Another release I made just this week was to reinstate the OMAP stacked maps in CMap. This was a challenge for me because Ben and Bonnie always did this in the past, so I had to follow their docs which ended up being pretty out-dated since so many things have changed since they both left. I hope that it will be easier this next release.

Since users often ask about our schemas, I finally finished up a “Build” action that I’d started long ago. If, from the Gramene root directory, you “./Build schemas” and “./Build schema_diagrams,” the Build.PL script will do a “mysqldump” of all our defined “” (in “gramene.conf”) into a “schemas” directory and then use “sqlt-graph” (from my SQL::Translator project) to create a schema diagram. It’s quite useful documentation to see how all the tables in the schemas are related.

One other nice improvement we’ve made recently to Gramene is the use of an actual blog for our news items rather than updating our index page all the time. I installed WordPress on bivouac and then run a cron job on the top of the hour to grab the latest three posts from the RSS feed, format them into HTML (taking care to respect Unicode characters after the problems with Pankaj’s post in Hindi), and put that into a file that gets included via SSI on the home page. It works very nicely, and I’m happy to see a much smoother system for publishing and archiving news items.

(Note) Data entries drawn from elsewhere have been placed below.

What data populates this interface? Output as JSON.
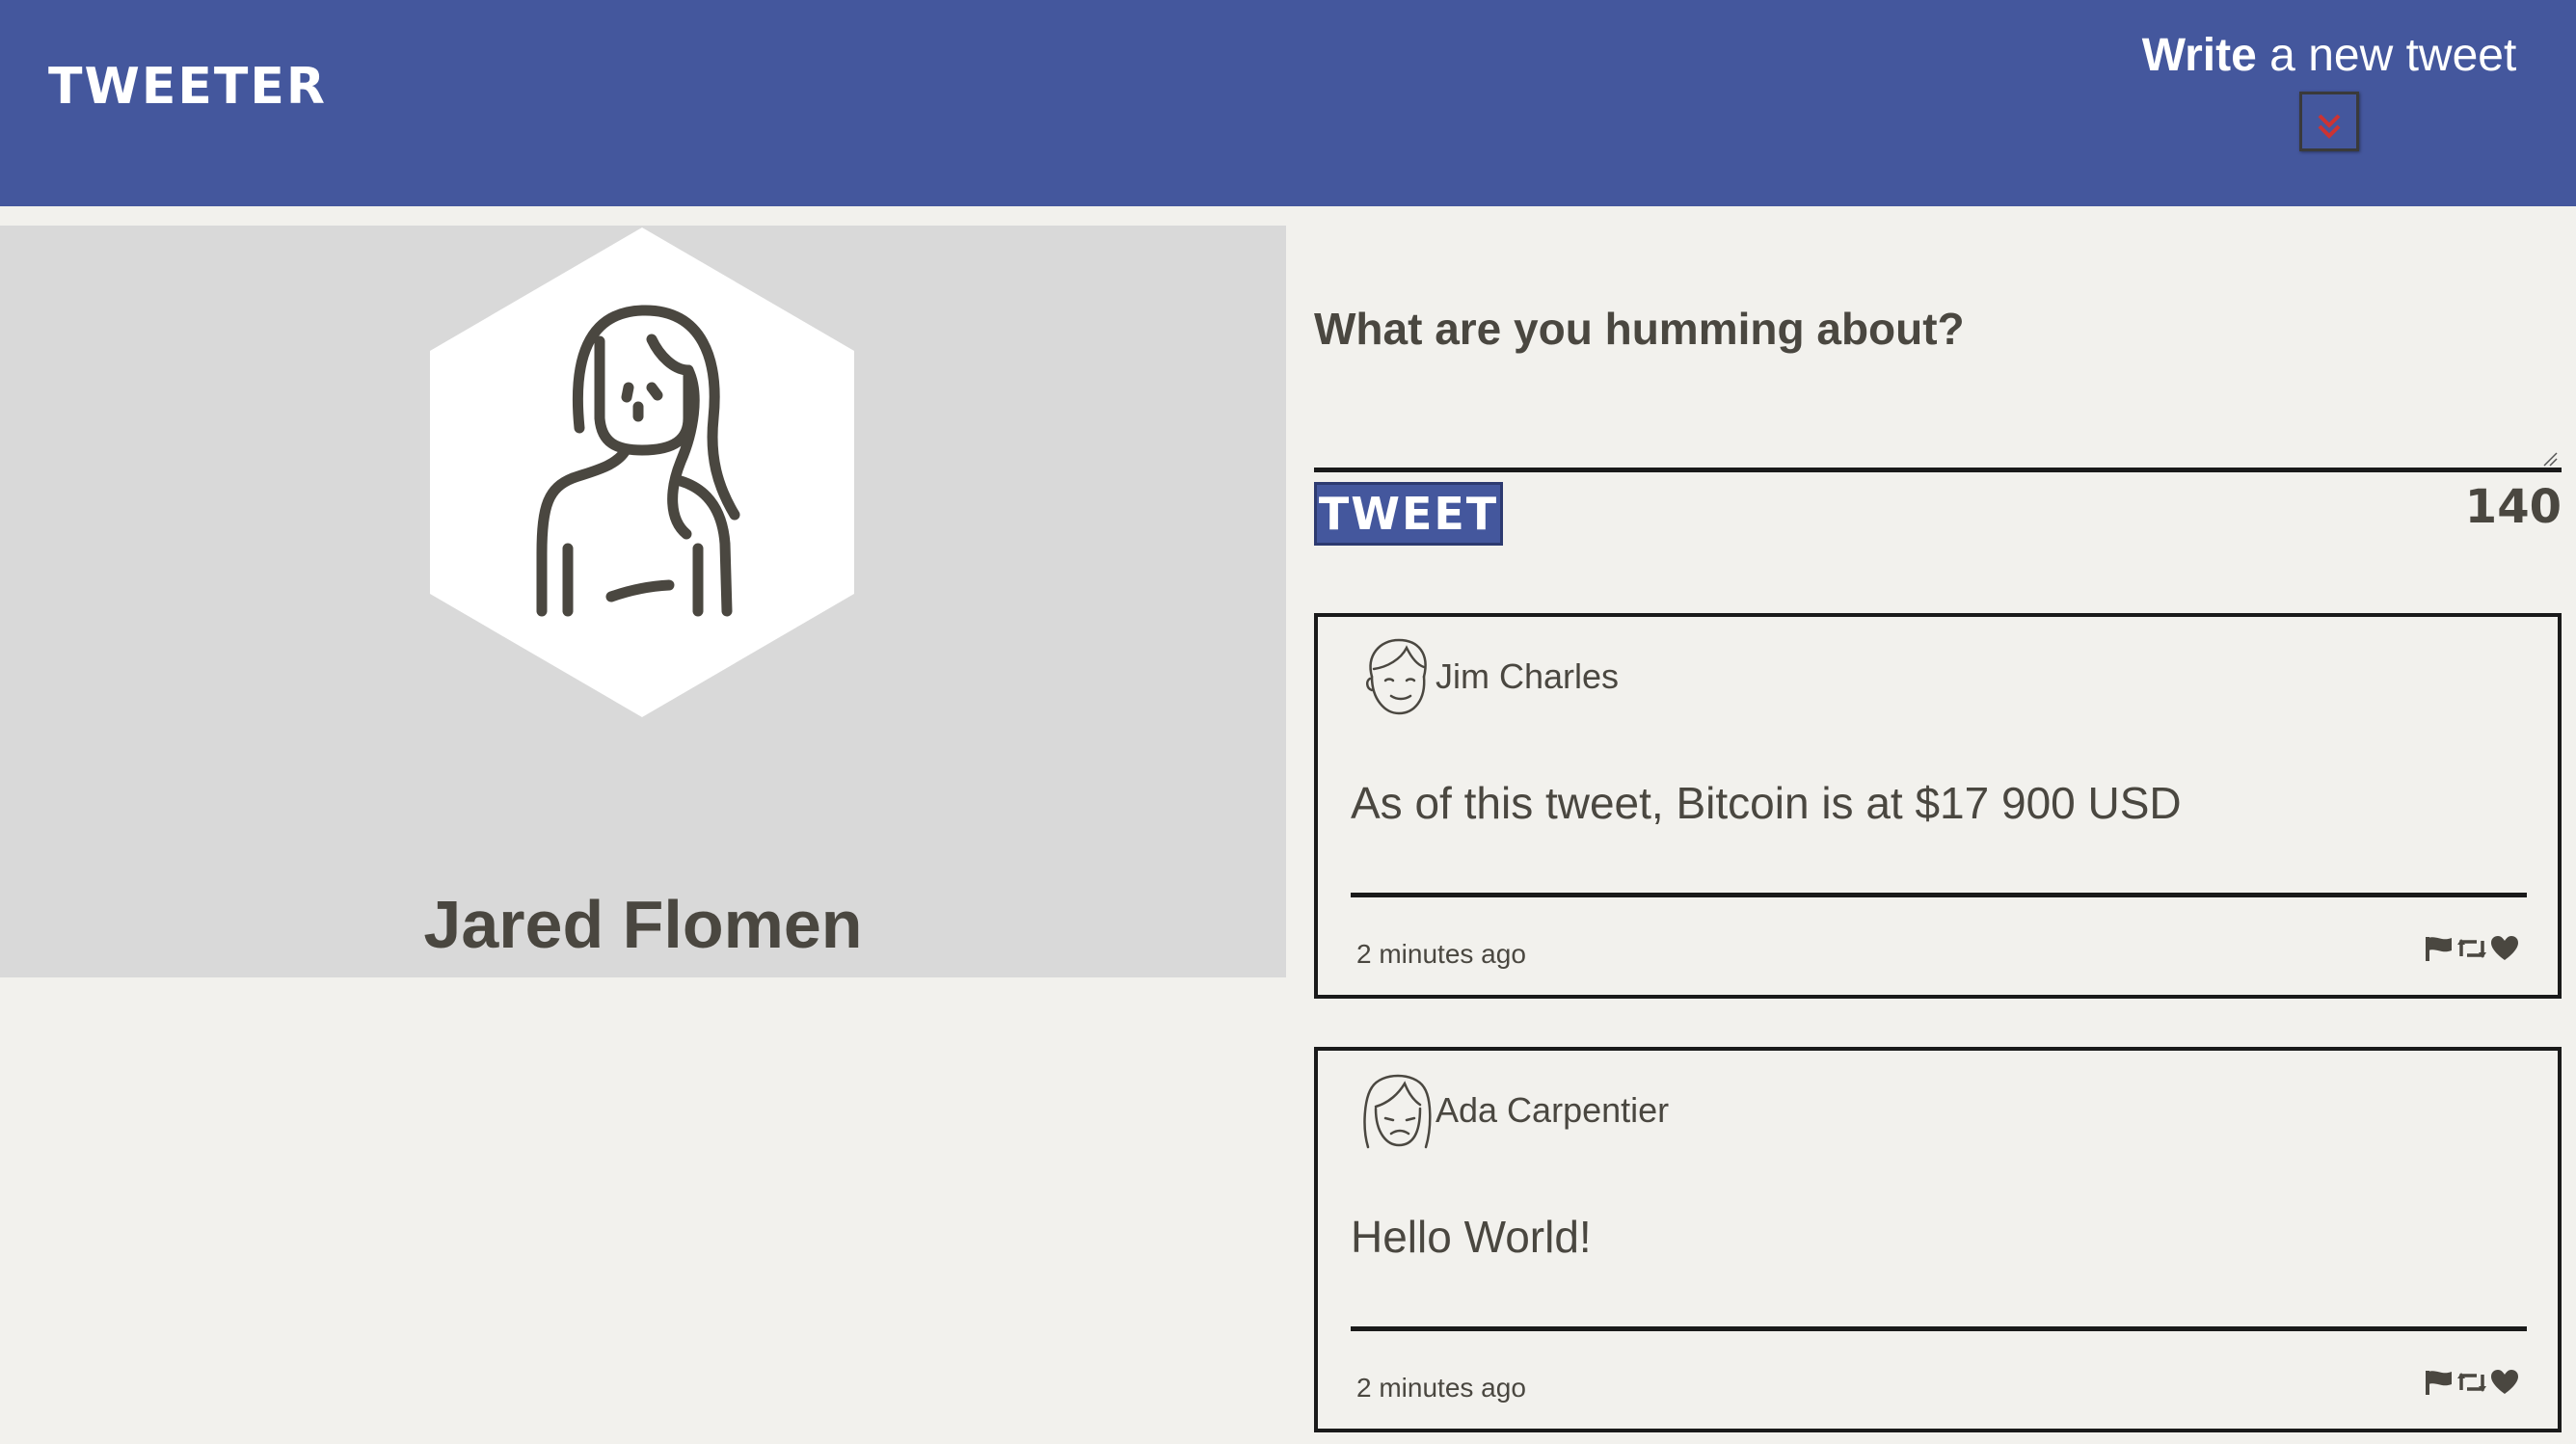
{
  "nav": {
    "brand": "TWEETER",
    "compose_label_bold": "Write",
    "compose_label_rest": " a new tweet",
    "compose_button_icon": "double-chevron-down-icon",
    "compose_button_icon_color": "#cc3333"
  },
  "profile": {
    "name": "Jared Flomen",
    "avatar_icon": "female-user-icon"
  },
  "compose": {
    "title": "What are you humming about?",
    "textarea_value": "",
    "button_label": "TWEET",
    "counter": "140"
  },
  "tweets": [
    {
      "handle": "Jim Charles",
      "avatar_icon": "male-face-icon",
      "content": "As of this tweet, Bitcoin is at $17 900 USD",
      "time": "2 minutes ago",
      "actions": [
        "flag-icon",
        "retweet-icon",
        "heart-icon"
      ]
    },
    {
      "handle": "Ada Carpentier",
      "avatar_icon": "female-face-icon",
      "content": "Hello World!",
      "time": "2 minutes ago",
      "actions": [
        "flag-icon",
        "retweet-icon",
        "heart-icon"
      ]
    }
  ],
  "colors": {
    "nav_background": "#44579d",
    "page_background": "#f2f1ed",
    "profile_background": "#d9d9d9",
    "text": "#4a4740",
    "accent_red": "#cc3333"
  }
}
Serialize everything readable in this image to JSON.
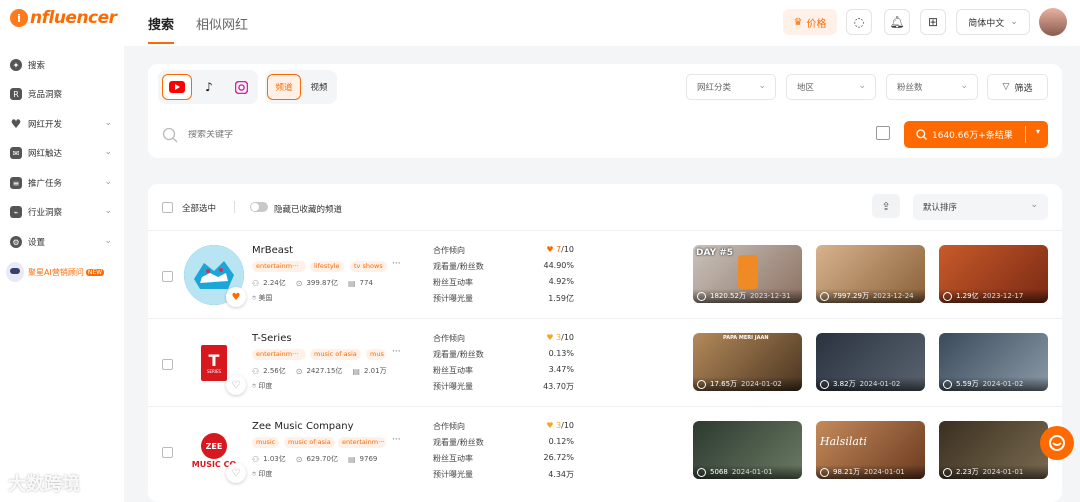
{
  "brand": {
    "logo_text": "nfluencer",
    "logo_mark": "i"
  },
  "sidebar": {
    "items": [
      {
        "label": "搜索",
        "icon": "compass-icon",
        "chevron": false
      },
      {
        "label": "竞品洞察",
        "icon": "r-badge-icon",
        "chevron": false
      },
      {
        "label": "网红开发",
        "icon": "heart-icon",
        "chevron": true
      },
      {
        "label": "网红触达",
        "icon": "mail-icon",
        "chevron": true
      },
      {
        "label": "推广任务",
        "icon": "clipboard-icon",
        "chevron": true
      },
      {
        "label": "行业洞察",
        "icon": "chart-icon",
        "chevron": true
      },
      {
        "label": "设置",
        "icon": "gear-icon",
        "chevron": true
      }
    ],
    "ai_label": "聚星AI营销顾问",
    "ai_badge": "NEW"
  },
  "header": {
    "tabs": [
      "搜索",
      "相似网红"
    ],
    "price_label": "价格",
    "language": "简体中文"
  },
  "filters": {
    "platforms": [
      "youtube-icon",
      "tiktok-icon",
      "instagram-icon"
    ],
    "types": [
      "频道",
      "视频"
    ],
    "category_placeholder": "网红分类",
    "region_placeholder": "地区",
    "followers_placeholder": "粉丝数",
    "filter_label": "筛选",
    "search_placeholder": "搜索关键字",
    "result_label": "1640.66万+条结果"
  },
  "toolbar": {
    "select_all": "全部选中",
    "hide_saved": "隐藏已收藏的频道",
    "sort_label": "默认排序"
  },
  "metric_labels": [
    "合作倾向",
    "观看量/粉丝数",
    "粉丝互动率",
    "预计曝光量"
  ],
  "channels": [
    {
      "name": "MrBeast",
      "tags": [
        "entertainm···",
        "lifestyle",
        "tv shows"
      ],
      "subscribers": "2.24亿",
      "views": "399.87亿",
      "videos": "774",
      "location": "美国",
      "score": "7",
      "score_max": "/10",
      "view_ratio": "44.90%",
      "engagement": "4.92%",
      "exposure": "1.59亿",
      "favorited": true,
      "videos_list": [
        {
          "views": "1820.52万",
          "date": "2023-12-31",
          "overlay": "DAY #5"
        },
        {
          "views": "7997.29万",
          "date": "2023-12-24",
          "overlay": ""
        },
        {
          "views": "1.29亿",
          "date": "2023-12-17",
          "overlay": ""
        }
      ]
    },
    {
      "name": "T-Series",
      "tags": [
        "entertainm···",
        "music of asia",
        "mus"
      ],
      "subscribers": "2.56亿",
      "views": "2427.15亿",
      "videos": "2.01万",
      "location": "印度",
      "score": "3",
      "score_max": "/10",
      "view_ratio": "0.13%",
      "engagement": "3.47%",
      "exposure": "43.70万",
      "favorited": false,
      "logo_text": "T",
      "logo_sub": "SERIES",
      "videos_list": [
        {
          "views": "17.65万",
          "date": "2024-01-02",
          "overlay": "PAPA MERI JAAN"
        },
        {
          "views": "3.82万",
          "date": "2024-01-02",
          "overlay": ""
        },
        {
          "views": "5.59万",
          "date": "2024-01-02",
          "overlay": ""
        }
      ]
    },
    {
      "name": "Zee Music Company",
      "tags": [
        "music",
        "music of asia",
        "entertainm···"
      ],
      "subscribers": "1.03亿",
      "views": "629.70亿",
      "videos": "9769",
      "location": "印度",
      "score": "3",
      "score_max": "/10",
      "view_ratio": "0.12%",
      "engagement": "26.72%",
      "exposure": "4.34万",
      "favorited": false,
      "logo_text": "ZEE",
      "logo_sub": "MUSIC CO",
      "videos_list": [
        {
          "views": "5068",
          "date": "2024-01-01",
          "overlay": ""
        },
        {
          "views": "98.21万",
          "date": "2024-01-01",
          "overlay": "Halsilati"
        },
        {
          "views": "2.23万",
          "date": "2024-01-01",
          "overlay": ""
        }
      ]
    }
  ],
  "watermark": "大数跨境",
  "colors": {
    "accent": "#ff6a00",
    "accent_light": "#fff1e8"
  }
}
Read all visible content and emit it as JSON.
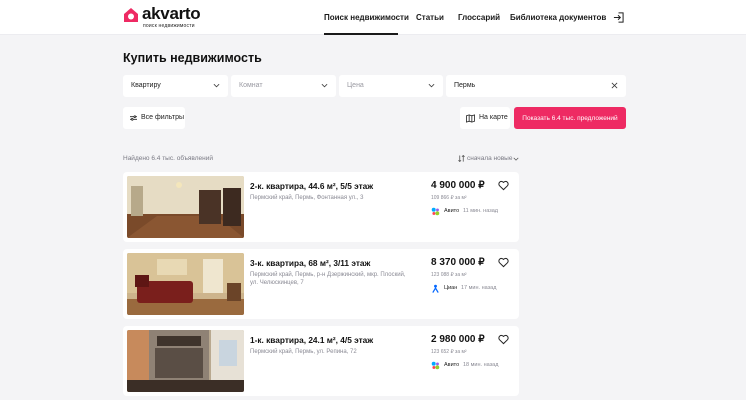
{
  "brand": {
    "name": "akvarto",
    "tagline": "поиск недвижимости",
    "accent": "#ee2a63"
  },
  "nav": {
    "items": [
      {
        "label": "Поиск недвижимости",
        "active": true
      },
      {
        "label": "Статьи",
        "active": false
      },
      {
        "label": "Глоссарий",
        "active": false
      },
      {
        "label": "Библиотека документов",
        "active": false
      }
    ],
    "login_icon": "login-icon"
  },
  "page": {
    "title": "Купить недвижимость"
  },
  "filters": {
    "type": {
      "value": "Квартиру"
    },
    "rooms": {
      "placeholder": "Комнат"
    },
    "price": {
      "placeholder": "Цена"
    },
    "city": {
      "value": "Пермь"
    },
    "all_filters_label": "Все фильтры",
    "map_label": "На карте",
    "show_label": "Показать 6.4 тыс. предложений"
  },
  "results": {
    "found_text": "Найдено 6.4 тыс. объявлений",
    "sort_label": "сначала новые"
  },
  "listings": [
    {
      "title": "2-к. квартира, 44.6 м², 5/5 этаж",
      "address": "Пермский край, Пермь, Фонтанная ул., 3",
      "price": "4 900 000 ₽",
      "price_per_m2": "109 866 ₽ за м²",
      "source": "Авито",
      "time": "11 мин. назад",
      "source_icon": "avito-logo-icon"
    },
    {
      "title": "3-к. квартира, 68 м², 3/11 этаж",
      "address": "Пермский край, Пермь, р-н Дзержинский, мкр. Плоский, ул. Челюскинцев, 7",
      "price": "8 370 000 ₽",
      "price_per_m2": "123 088 ₽ за м²",
      "source": "Циан",
      "time": "17 мин. назад",
      "source_icon": "cian-logo-icon"
    },
    {
      "title": "1-к. квартира, 24.1 м², 4/5 этаж",
      "address": "Пермский край, Пермь, ул. Репина, 72",
      "price": "2 980 000 ₽",
      "price_per_m2": "123 652 ₽ за м²",
      "source": "Авито",
      "time": "18 мин. назад",
      "source_icon": "avito-logo-icon"
    }
  ]
}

As we approach the data freeze in Gramene, I’m more determined than in previous builds to make it mean something. It seems data keeps flying well after the freeze, but we’re going to have to make this stick this time if there is to be time to build CMap and the Marts in a reasonable time. We’re only 13% through 156 items in our “data” build, so I’m wondering how much gets jettisoned or done by then. I’m slowly getting more comfortable with my status as a “decider” and enforcer, so I’ll just have to bring down the hammer when the time comes. Watch out!